A ambiguidade narrativa em “Dom Casmurro”
O enredo de Dom Casmurro, de Machado de Assis, centra-se em uma dúvida: Capitu traiu ou não seu esposo Bentinho com Escobar, melhor amigo dele? O Bruxo do Cosme Velho escreveu uma história tão ambígua que não há como se ter uma certeza absoluta – motivo pelo que o “Julgamento de Capitu” tornou uma espécie de “hit” entre as avaliações de Literatura no Ensino Médio. Contudo, a grandeza dessa obra transcende à questão da “culpabilidade ou inocência” de Capitu, pois essa grandeza está na própria ambiguidade em que foi construída a história.
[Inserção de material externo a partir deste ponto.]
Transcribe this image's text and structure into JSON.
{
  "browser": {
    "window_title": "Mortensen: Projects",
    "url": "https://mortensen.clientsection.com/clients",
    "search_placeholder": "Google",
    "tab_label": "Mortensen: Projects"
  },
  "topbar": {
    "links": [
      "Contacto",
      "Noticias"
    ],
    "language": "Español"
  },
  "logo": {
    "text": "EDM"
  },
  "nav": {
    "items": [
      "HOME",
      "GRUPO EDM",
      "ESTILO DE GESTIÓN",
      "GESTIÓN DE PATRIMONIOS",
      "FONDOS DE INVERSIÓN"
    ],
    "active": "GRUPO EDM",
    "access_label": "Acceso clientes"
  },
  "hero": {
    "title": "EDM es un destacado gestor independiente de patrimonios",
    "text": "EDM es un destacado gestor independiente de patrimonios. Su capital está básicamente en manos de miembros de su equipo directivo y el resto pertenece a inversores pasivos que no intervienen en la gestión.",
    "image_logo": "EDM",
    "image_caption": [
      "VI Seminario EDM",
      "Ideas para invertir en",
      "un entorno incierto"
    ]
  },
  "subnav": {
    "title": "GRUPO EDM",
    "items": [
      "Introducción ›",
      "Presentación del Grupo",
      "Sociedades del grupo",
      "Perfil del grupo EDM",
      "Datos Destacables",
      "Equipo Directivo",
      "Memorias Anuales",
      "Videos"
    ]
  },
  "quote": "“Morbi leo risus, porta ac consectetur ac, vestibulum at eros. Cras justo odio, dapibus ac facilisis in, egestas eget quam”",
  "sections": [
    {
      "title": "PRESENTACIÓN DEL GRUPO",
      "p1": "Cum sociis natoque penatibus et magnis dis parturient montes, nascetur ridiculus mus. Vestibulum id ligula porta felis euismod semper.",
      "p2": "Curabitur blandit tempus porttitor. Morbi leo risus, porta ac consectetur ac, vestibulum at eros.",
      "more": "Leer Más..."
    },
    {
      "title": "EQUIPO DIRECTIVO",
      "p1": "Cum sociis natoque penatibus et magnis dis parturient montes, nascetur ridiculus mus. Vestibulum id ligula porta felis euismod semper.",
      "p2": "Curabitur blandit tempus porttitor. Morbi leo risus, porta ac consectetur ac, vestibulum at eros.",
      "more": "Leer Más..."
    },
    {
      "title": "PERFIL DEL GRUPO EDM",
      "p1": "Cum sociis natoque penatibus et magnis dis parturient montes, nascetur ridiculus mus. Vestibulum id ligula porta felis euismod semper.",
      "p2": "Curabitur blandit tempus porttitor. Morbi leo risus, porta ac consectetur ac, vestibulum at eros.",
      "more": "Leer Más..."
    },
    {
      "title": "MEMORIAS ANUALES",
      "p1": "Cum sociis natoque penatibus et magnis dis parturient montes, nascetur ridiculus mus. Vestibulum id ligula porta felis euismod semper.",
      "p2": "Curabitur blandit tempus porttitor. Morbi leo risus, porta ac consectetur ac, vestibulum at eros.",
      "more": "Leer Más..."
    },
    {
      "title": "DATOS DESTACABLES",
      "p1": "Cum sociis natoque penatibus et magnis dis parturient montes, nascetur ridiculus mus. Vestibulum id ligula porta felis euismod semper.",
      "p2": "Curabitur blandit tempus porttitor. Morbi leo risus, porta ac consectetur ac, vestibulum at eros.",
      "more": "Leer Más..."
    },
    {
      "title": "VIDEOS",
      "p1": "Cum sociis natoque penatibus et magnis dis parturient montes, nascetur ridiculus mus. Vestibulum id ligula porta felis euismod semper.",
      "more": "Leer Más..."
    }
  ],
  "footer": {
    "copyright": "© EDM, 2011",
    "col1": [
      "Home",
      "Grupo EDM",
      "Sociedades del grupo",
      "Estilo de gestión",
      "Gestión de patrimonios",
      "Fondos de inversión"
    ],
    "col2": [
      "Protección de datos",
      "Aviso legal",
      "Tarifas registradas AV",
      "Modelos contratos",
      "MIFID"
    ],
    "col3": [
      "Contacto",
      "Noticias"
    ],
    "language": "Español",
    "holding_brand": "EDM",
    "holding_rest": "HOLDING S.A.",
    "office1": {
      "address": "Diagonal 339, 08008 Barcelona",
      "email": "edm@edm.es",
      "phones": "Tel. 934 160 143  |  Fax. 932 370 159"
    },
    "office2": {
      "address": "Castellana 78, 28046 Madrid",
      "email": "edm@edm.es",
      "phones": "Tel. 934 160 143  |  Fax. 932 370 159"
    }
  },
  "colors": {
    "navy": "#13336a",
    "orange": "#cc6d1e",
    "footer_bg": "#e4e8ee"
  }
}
Quando Machado de Assis escreveu seu famoso romance, o tema do adultério estava em voga: Madame Bovary, de Gustave Flaubert; Ana Karênina, de León Tolstói e O Primo Basílio, de Eça de Queiroz aparecem como uma pequena amostra de como o tema foi, como reação às histórias de “Amores Românticos”, em que as agruras passadas apenas solidificarem um amor eterno, fiel e sincero a ser recompensado no final. Os escritores realistas contrapõem a perspectiva de que o relacionamento amoroso pode ser mais complexo, com a possibilidade de o amor possa ser finito, infiel e com lapsos de dissimulações. A rotina do casamento mostra que nem tudo são flores – antes, existem espinhos que ferem e fantasma da dúvida se apresenta como terror frequente, como pode ser visto nos três romances supracitados. Contudo, em todos eles existe uma certeza: a mulher foi infiel e por isso - condenada. É diante dessa constante que Machado de Assis apresenta um diferencial, ao apresentar outro prisma ao tema.
A resposta ao amor romântico que Machado de Assis apresenta não é um relato de uma mulher que, devido à frustração do casamento, se envolve numa extraconjugal que levará a condenação moral. Dom Casmurro se apresenta como uma história do ciúme de tal proporção que se levanta a suspeita de uma traição. O narrador, Bentinho Santiago velho e ressentido, rememora os fatos de sua juventude que levaram ao namoro, casamento e separação de Capitu, procurando a todo custo em condená-la de forma obsessiva. O leitor MUITO DESAVISADO é então levado a concluir que Capitu é culpada, através da leitura superficial do romance.
Em uma leitura mais atenta, no entanto, percebe-se a parcialidade como a história é contada: Em nenhum momento se ouve a fala independente dos demais personagens (já mortos quando a história é contada – principalmente Escobar e Capitu, principais envolvidos nessa trama). Outro fato é que o velho Bentinho não apresenta provas concretas, apenas suposições forjadas na interpretação pessoal que ele faz dos fatos (como no caso da aparente semelhança entre Escobar e seu filho Ezequiel). E se juntar, no final, um personagem-narrador cujo caráter é de uma pessoa ressentida, dominada pelas mulheres e sem grandes referências masculinas para forjar seu ego e que é assombrados pelos seus fantasmas da dúvida (como pode-se se observar nos primeiros capítulos, onde se descreve a atual casa do Dom Casmurro e nos detalhes, estão os bustos de grandes homens da histórias que foram traídos), chega-se a situação de que ESSA versão da história, não corresponde totalmente à “verdade dos fatos” e que, portanto, poderia se descartar juridicamente do auto do processo contra Capitu.
Ora, descartar essa narrativa não inocenta simplesmente Capitu - e esse é o golpe de mestre que o autor dá aos seus leitores, ao não apresentar uma resposta definitiva sobre o tema. Machado de Assis mostra que, de toda essa putativa querela da culpabilidade ou inocência da personagem feminina, sobrou apenas um texto soberbo de ficção centrada na ambiguidade narrativa.
Desse modo, percebe-se Machado de Assis justifica sua condição de grande escritor brasileiro, ao retomar o velho tema da traição para criar uma obra-prima sobre o tema do adultério, cuja análise mais superficial está em condenar ou não Capitu. Em contrapartida, a História e a Literatura já deu se veredito a esse romance machadiano, ao elencá-lo como uma aula de como escrever um romance deliciosamente ambíguo.